ベロニカ・フォスのあこがれの菩薩のレビュー・感想・評価

4.5
映画の正体は光と闇であり、この映画はある女優の光と闇(病み)の物語である。戦前・戦後のドイツの姿を反映させる様に、往年の大女優たるヴェロニカ・フォスは終始分裂症気味に語りを進めていく。現実の彼女はどこまでも悲惨で孤独で哀れだが、理想(夢)の中に生きる彼女は若々しく煌びやかで希望に満ちている。破滅の後の復興の象徴たるマリア・ブラウン、復興の後の退廃の象徴たるローラ、そして第三帝国への憧憬と敗北の象徴たるヴェロニカ・フォス、此処でも忘れ得ぬ痛みの一つの解放手段として死は用いられていく。

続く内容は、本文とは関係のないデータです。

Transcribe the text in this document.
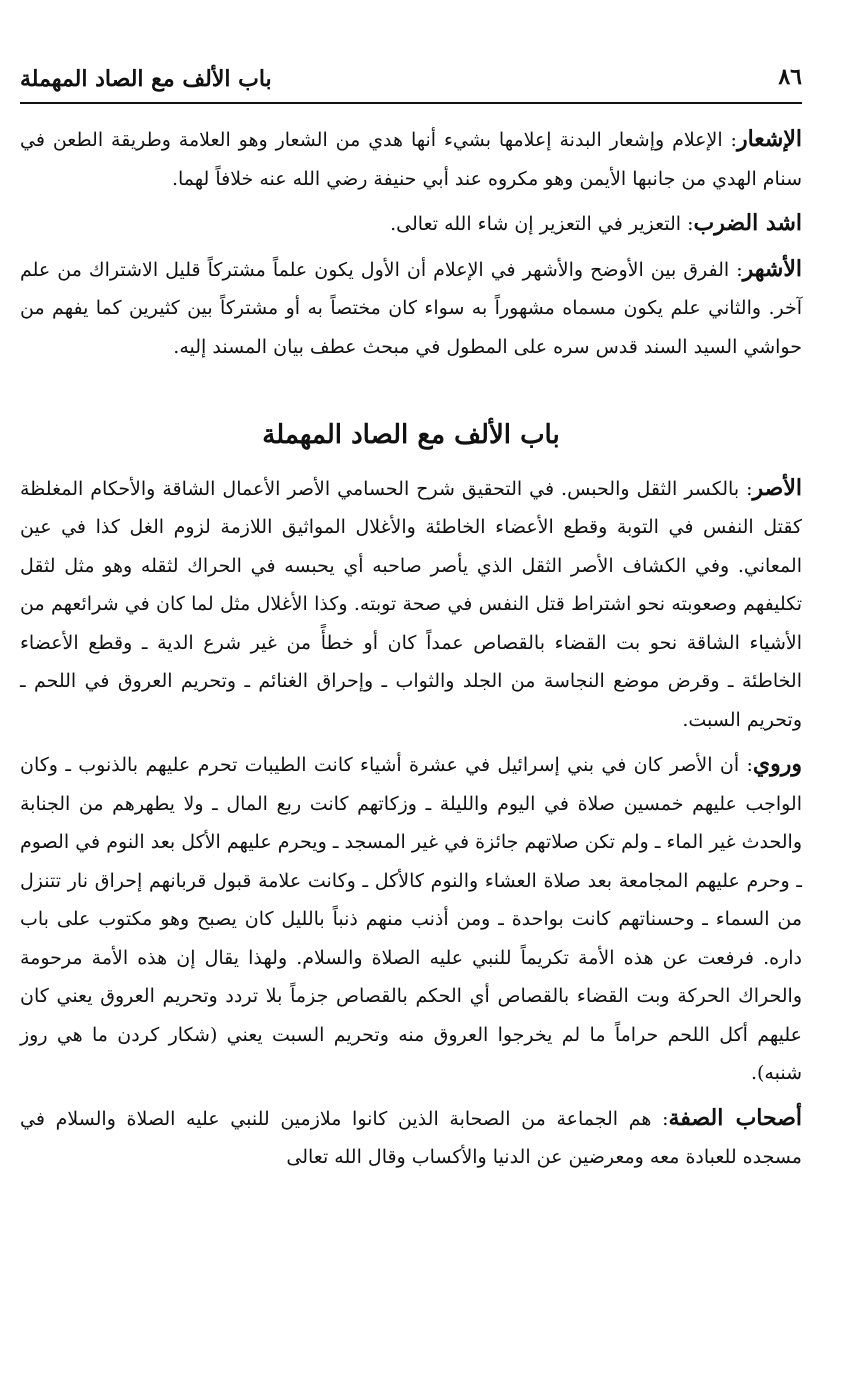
باب الألف مع الصاد المهملة	٨٦

الإشعار: الإعلام وإشعار البدنة إعلامها بشيء أنها هدي من الشعار وهو العلامة وطريقة الطعن في سنام الهدي من جانبها الأيمن وهو مكروه عند أبي حنيفة رضي الله عنه خلافاً لهما.

اشد الضرب: التعزير في التعزير إن شاء الله تعالى.

الأشهر: الفرق بين الأوضح والأشهر في الإعلام أن الأول يكون علماً مشتركاً قليل الاشتراك من علم آخر. والثاني علم يكون مسماه مشهوراً به سواء كان مختصاً به أو مشتركاً بين كثيرين كما يفهم من حواشي السيد السند قدس سره على المطول في مبحث عطف بيان المسند إليه.

باب الألف مع الصاد المهملة

الأصر: بالكسر الثقل والحبس. في التحقيق شرح الحسامي الأصر الأعمال الشاقة والأحكام المغلظة كقتل النفس في التوبة وقطع الأعضاء الخاطئة والأغلال المواثيق اللازمة لزوم الغل كذا في عين المعاني. وفي الكشاف الأصر الثقل الذي يأصر صاحبه أي يحبسه في الحراك لثقله وهو مثل لثقل تكليفهم وصعوبته نحو اشتراط قتل النفس في صحة توبته. وكذا الأغلال مثل لما كان في شرائعهم من الأشياء الشاقة نحو بت القضاء بالقصاص عمداً كان أو خطأً من غير شرع الدية ـ وقطع الأعضاء الخاطئة ـ وقرض موضع النجاسة من الجلد والثواب ـ وإحراق الغنائم ـ وتحريم العروق في اللحم ـ وتحريم السبت.

وروي: أن الأصر كان في بني إسرائيل في عشرة أشياء كانت الطيبات تحرم عليهم بالذنوب ـ وكان الواجب عليهم خمسين صلاة في اليوم والليلة ـ وزكاتهم كانت ربع المال ـ ولا يطهرهم من الجنابة والحدث غير الماء ـ ولم تكن صلاتهم جائزة في غير المسجد ـ ويحرم عليهم الأكل بعد النوم في الصوم ـ وحرم عليهم المجامعة بعد صلاة العشاء والنوم كالأكل ـ وكانت علامة قبول قربانهم إحراق نار تتنزل من السماء ـ وحسناتهم كانت بواحدة ـ ومن أذنب منهم ذنباً بالليل كان يصبح وهو مكتوب على باب داره. فرفعت عن هذه الأمة تكريماً للنبي عليه الصلاة والسلام. ولهذا يقال إن هذه الأمة مرحومة والحراك الحركة وبت القضاء بالقصاص أي الحكم بالقصاص جزماً بلا تردد وتحريم العروق يعني كان عليهم أكل اللحم حراماً ما لم يخرجوا العروق منه وتحريم السبت يعني (شكار كردن ما هي روز شنبه).

أصحاب الصفة: هم الجماعة من الصحابة الذين كانوا ملازمين للنبي عليه الصلاة والسلام في مسجده للعبادة معه ومعرضين عن الدنيا والأكساب وقال الله تعالى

光は彼女に十字架を背負わせ、闇は彼女に絶望を背負わせる。搾取に次ぐ搾取、彼女にとっての演技はもはや単なる逃避となり、欺瞞となり、押し込められた監獄の中で過去の栄華に想いを馳せては夢を見る。忘れたくても逃れられない栄光は傷跡へと代わり、彼女を脆い花瓶の様に真っ二つに引き裂いていく。増大していく痛みに比例して増えていくモルヒネ、消えていく財産、いつの間にやら空っぽになってしまった彼女であるが、それでも最後に華々しく、その肖像が紙面に踊る。